What Microsoft’s 4-day Trial Workweek Says About the Future of Automation

Earlier this month, Microsoft Japan released data on its summer four-day workweek trial. The results made waves across industries around the world, prompting businesses to consider whether time really does equal productivity. Spoiler: turns out it doesn’t. Microsoft found that fewer hours in the office resulted in a 40 percent productivity boost and efficiency improvements in areas including 23 percent lower electricity costs and 60 percent fewer printed pages per week.

The results of the trial reflect a larger shift in how employers increasingly view the relationship between technology-enhanced productivity and employee’s hours. Over the past 50 years, the workweek has remained roughly the same, despite stark gains in productivity. This has coincided with what many economists (and employers) view as a burnout crisis: in 2018, a Gallup study found that 23 percent of full-time employees reported feeling burned out at work very often or always, while an additional 44 percent reported feeling burned out sometimes. While technology has eliminated many of the rote tasks that employees previously performed, companies still depend on motivated and engaged people in the workplace — which is why many have begun experimenting with shorter hours.
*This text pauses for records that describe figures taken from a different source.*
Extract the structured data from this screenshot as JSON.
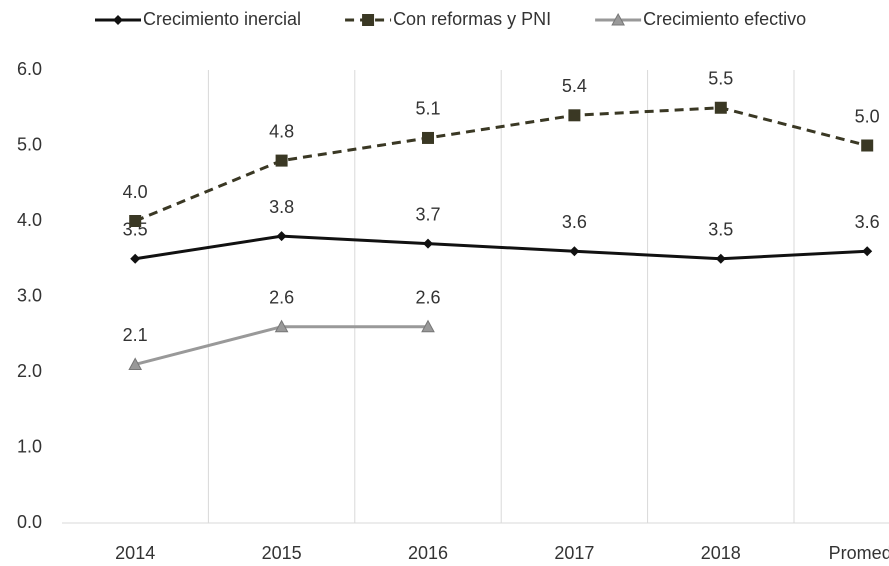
{
  "chart_data": {
    "type": "line",
    "categories": [
      "2014",
      "2015",
      "2016",
      "2017",
      "2018",
      "Promedio"
    ],
    "series": [
      {
        "name": "Crecimiento inercial",
        "color": "#111111",
        "marker": "diamond",
        "dashed": false,
        "values": [
          3.5,
          3.8,
          3.7,
          3.6,
          3.5,
          3.6
        ],
        "value_labels": [
          "3.5",
          "3.8",
          "3.7",
          "3.6",
          "3.5",
          "3.6"
        ]
      },
      {
        "name": "Con reformas y PNI",
        "color": "#3a3824",
        "marker": "square",
        "dashed": true,
        "values": [
          4.0,
          4.8,
          5.1,
          5.4,
          5.5,
          5.0
        ],
        "value_labels": [
          "4.0",
          "4.8",
          "5.1",
          "5.4",
          "5.5",
          "5.0"
        ]
      },
      {
        "name": "Crecimiento efectivo",
        "color": "#999999",
        "marker": "triangle",
        "dashed": false,
        "values": [
          2.1,
          2.6,
          2.6,
          null,
          null,
          null
        ],
        "value_labels": [
          "2.1",
          "2.6",
          "2.6",
          null,
          null,
          null
        ]
      }
    ],
    "ylim": [
      0,
      6
    ],
    "yticks": [
      {
        "value": 0,
        "label": "0.0"
      },
      {
        "value": 1,
        "label": "1.0"
      },
      {
        "value": 2,
        "label": "2.0"
      },
      {
        "value": 3,
        "label": "3.0"
      },
      {
        "value": 4,
        "label": "4.0"
      },
      {
        "value": 5,
        "label": "5.0"
      },
      {
        "value": 6,
        "label": "6.0"
      }
    ],
    "grid": true,
    "legend": "top"
  }
}
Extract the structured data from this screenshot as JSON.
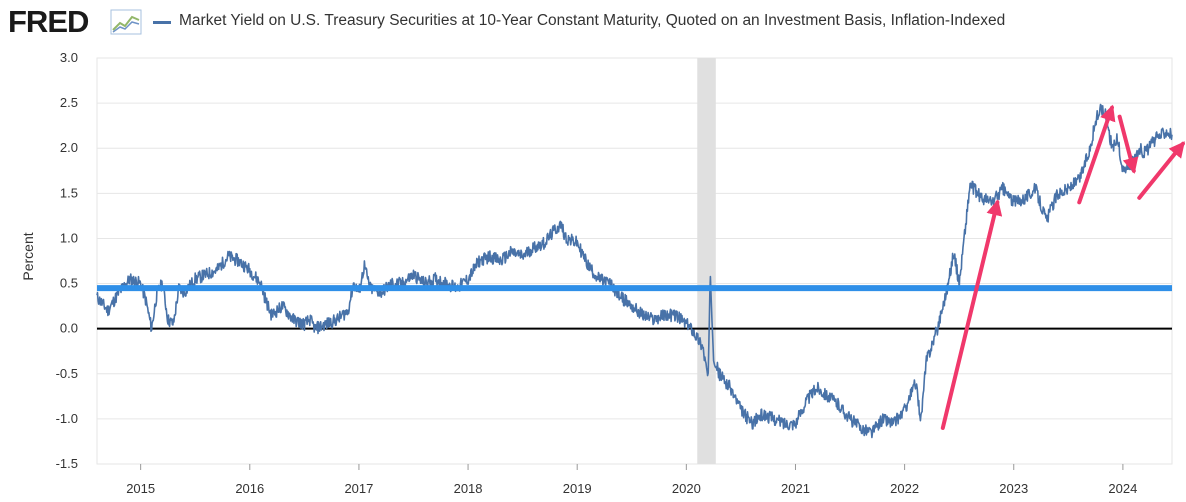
{
  "header": {
    "logo": "FRED",
    "series_label": "Market Yield on U.S. Treasury Securities at 10-Year Constant Maturity, Quoted on an Investment Basis, Inflation-Indexed"
  },
  "colors": {
    "series": "#4872a8",
    "reference_line": "#2f8fe8",
    "arrow": "#f0386b",
    "recession": "#e0e0e0",
    "gridline": "#e6e6e6"
  },
  "chart_data": {
    "type": "line",
    "title": "Market Yield on U.S. Treasury Securities at 10-Year Constant Maturity, Quoted on an Investment Basis, Inflation-Indexed",
    "xlabel": "",
    "ylabel": "Percent",
    "xlim": [
      2014.6,
      2024.45
    ],
    "ylim": [
      -1.5,
      3.0
    ],
    "x_tick_labels": [
      "2015",
      "2016",
      "2017",
      "2018",
      "2019",
      "2020",
      "2021",
      "2022",
      "2023",
      "2024"
    ],
    "y_tick_labels": [
      "3.0",
      "2.5",
      "2.0",
      "1.5",
      "1.0",
      "0.5",
      "0.0",
      "-0.5",
      "-1.0",
      "-1.5"
    ],
    "y_ticks": [
      3.0,
      2.5,
      2.0,
      1.5,
      1.0,
      0.5,
      0.0,
      -0.5,
      -1.0,
      -1.5
    ],
    "grid": true,
    "recession_band": [
      2020.1,
      2020.27
    ],
    "zero_line": 0.0,
    "annotation_horizontal_line": 0.45,
    "series": [
      {
        "name": "Market Yield on U.S. Treasury Securities at 10-Year Constant Maturity, Quoted on an Investment Basis, Inflation-Indexed",
        "x": [
          2014.6,
          2014.7,
          2014.8,
          2014.9,
          2015.0,
          2015.05,
          2015.1,
          2015.15,
          2015.2,
          2015.25,
          2015.3,
          2015.35,
          2015.4,
          2015.5,
          2015.6,
          2015.7,
          2015.8,
          2015.9,
          2016.0,
          2016.1,
          2016.15,
          2016.2,
          2016.3,
          2016.4,
          2016.5,
          2016.55,
          2016.6,
          2016.7,
          2016.8,
          2016.9,
          2016.95,
          2017.0,
          2017.05,
          2017.1,
          2017.2,
          2017.3,
          2017.4,
          2017.5,
          2017.6,
          2017.7,
          2017.8,
          2017.9,
          2018.0,
          2018.1,
          2018.2,
          2018.3,
          2018.4,
          2018.5,
          2018.6,
          2018.7,
          2018.8,
          2018.85,
          2018.9,
          2019.0,
          2019.1,
          2019.2,
          2019.3,
          2019.4,
          2019.5,
          2019.6,
          2019.7,
          2019.8,
          2019.9,
          2020.0,
          2020.05,
          2020.1,
          2020.15,
          2020.2,
          2020.22,
          2020.25,
          2020.3,
          2020.4,
          2020.5,
          2020.6,
          2020.7,
          2020.8,
          2020.9,
          2021.0,
          2021.1,
          2021.2,
          2021.3,
          2021.4,
          2021.5,
          2021.6,
          2021.7,
          2021.8,
          2021.9,
          2022.0,
          2022.1,
          2022.15,
          2022.2,
          2022.3,
          2022.35,
          2022.4,
          2022.45,
          2022.5,
          2022.6,
          2022.7,
          2022.8,
          2022.9,
          2023.0,
          2023.1,
          2023.2,
          2023.3,
          2023.4,
          2023.5,
          2023.6,
          2023.7,
          2023.75,
          2023.8,
          2023.85,
          2023.9,
          2023.95,
          2024.0,
          2024.05,
          2024.1,
          2024.15,
          2024.2,
          2024.3,
          2024.4,
          2024.45
        ],
        "values": [
          0.35,
          0.2,
          0.4,
          0.55,
          0.5,
          0.3,
          0.0,
          0.4,
          0.5,
          0.1,
          0.05,
          0.45,
          0.4,
          0.55,
          0.6,
          0.65,
          0.8,
          0.75,
          0.65,
          0.5,
          0.3,
          0.15,
          0.25,
          0.1,
          0.05,
          0.1,
          0.0,
          0.05,
          0.1,
          0.2,
          0.5,
          0.4,
          0.7,
          0.45,
          0.4,
          0.5,
          0.5,
          0.6,
          0.5,
          0.55,
          0.5,
          0.45,
          0.55,
          0.75,
          0.8,
          0.75,
          0.85,
          0.8,
          0.9,
          0.95,
          1.1,
          1.15,
          1.0,
          0.95,
          0.7,
          0.55,
          0.5,
          0.35,
          0.25,
          0.15,
          0.1,
          0.15,
          0.15,
          0.05,
          0.0,
          -0.1,
          -0.2,
          -0.55,
          0.6,
          -0.3,
          -0.5,
          -0.65,
          -0.9,
          -1.05,
          -0.95,
          -1.0,
          -1.05,
          -1.05,
          -0.8,
          -0.65,
          -0.75,
          -0.85,
          -1.0,
          -1.1,
          -1.15,
          -1.0,
          -1.05,
          -0.9,
          -0.6,
          -1.0,
          -0.35,
          0.0,
          0.25,
          0.5,
          0.85,
          0.5,
          1.6,
          1.45,
          1.4,
          1.55,
          1.4,
          1.45,
          1.55,
          1.2,
          1.5,
          1.55,
          1.65,
          2.0,
          2.3,
          2.45,
          2.35,
          2.0,
          2.1,
          1.75,
          1.8,
          1.85,
          2.0,
          1.95,
          2.1,
          2.2,
          2.15
        ]
      }
    ],
    "arrows": [
      {
        "from": [
          2022.35,
          -1.1
        ],
        "to": [
          2022.85,
          1.4
        ]
      },
      {
        "from": [
          2023.6,
          1.4
        ],
        "to": [
          2023.9,
          2.45
        ]
      },
      {
        "from": [
          2023.97,
          2.35
        ],
        "to": [
          2024.1,
          1.75
        ]
      },
      {
        "from": [
          2024.15,
          1.45
        ],
        "to": [
          2024.55,
          2.05
        ]
      }
    ]
  }
}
Indeed, Microsoft isn’t the only company that has responded to technology-augmented productivity boosts with shorter hours designed to promote employee motivation. In 2018, Perpetual Guardian made headlines for cutting its workweek to four days after reporting a 20 percent employee productivity gain and a 45 percent employee work-life balance improvement as a result of the shortened workweek.

Technology-augmented productivity isn’t just good for companies’ bottom lines; it’s also an opportunity for companies to improve the lives of their employees. 

Automation Never Sleeps (So That Employees Can)

AI and automation are fundamentally transforming the ways in which we work. Increasingly, rote tasks — such as updating inventory, answering routine customer inquiries, and filing insurance claims — can be handled by machines. This leaves humans time to do what they are best at: solving complex problems, interpreting data, and engaging in decision-making. This has had two major consequences: the above-mentioned spike in productivity, and a recalibration of how employees provide value to companies.

Time no longer equals money in today’s automation-driven economy. Now that bots can work round the clock, employees provide the most value not just from sitting in a chair in an office, but from solving issues that bots can’t.

Nowhere is this more apparent than in customer service. Twenty years ago, the industry consisted of pure human labor: massive call centers with round-the-clock staff tirelessly answering what often amounted to the same five questions over and over again. Today, the industry has undergone a radical transformation wherein bots, AI-powered self-service tools, and automated workflows can handle the vast majority of customer service inquiries. Recent data shows that brands across industries can automate more than half of their customer service interactions without negatively affecting customer satisfaction, and that agent productivity goes up significantly with the introduction of bots.

So what does this mean for human agents?

Much like Microsoft’s workforce, it means that ensuring that agents are motivated and satisfied in their jobs matters more than ever before. Employees aren’t just clocking in and out; they’re solving problems that can’t be solved without them. Unlike bots, though, employees need work-life balance and time away from the office in order to perform their best. As Microsoft saw, this isn’t purely conjecture: employees are better workers when they are balanced, happy, and motivated.

As technology continues to alter the workplace, companies will need to recalibrate how they view their workers. In customer service, agents now have the opportunity to work on more interesting, high-level problems – and companies should give them the space they need to do this effectively. 

Take a Page Out of Microsoft’s Book

Giving employees more time off of work isn’t a solution in and of itself to productivity issues. Before Microsoft ever experimented with the workweek, it integrated technology solutions into every area of its business to maximize the benefits of 21st-century technology. Brands that wish to emulate Microsoft’s innovative approach to employee productivity will first need to follow in the tech giant’s footsteps in terms of investing in automation and AI.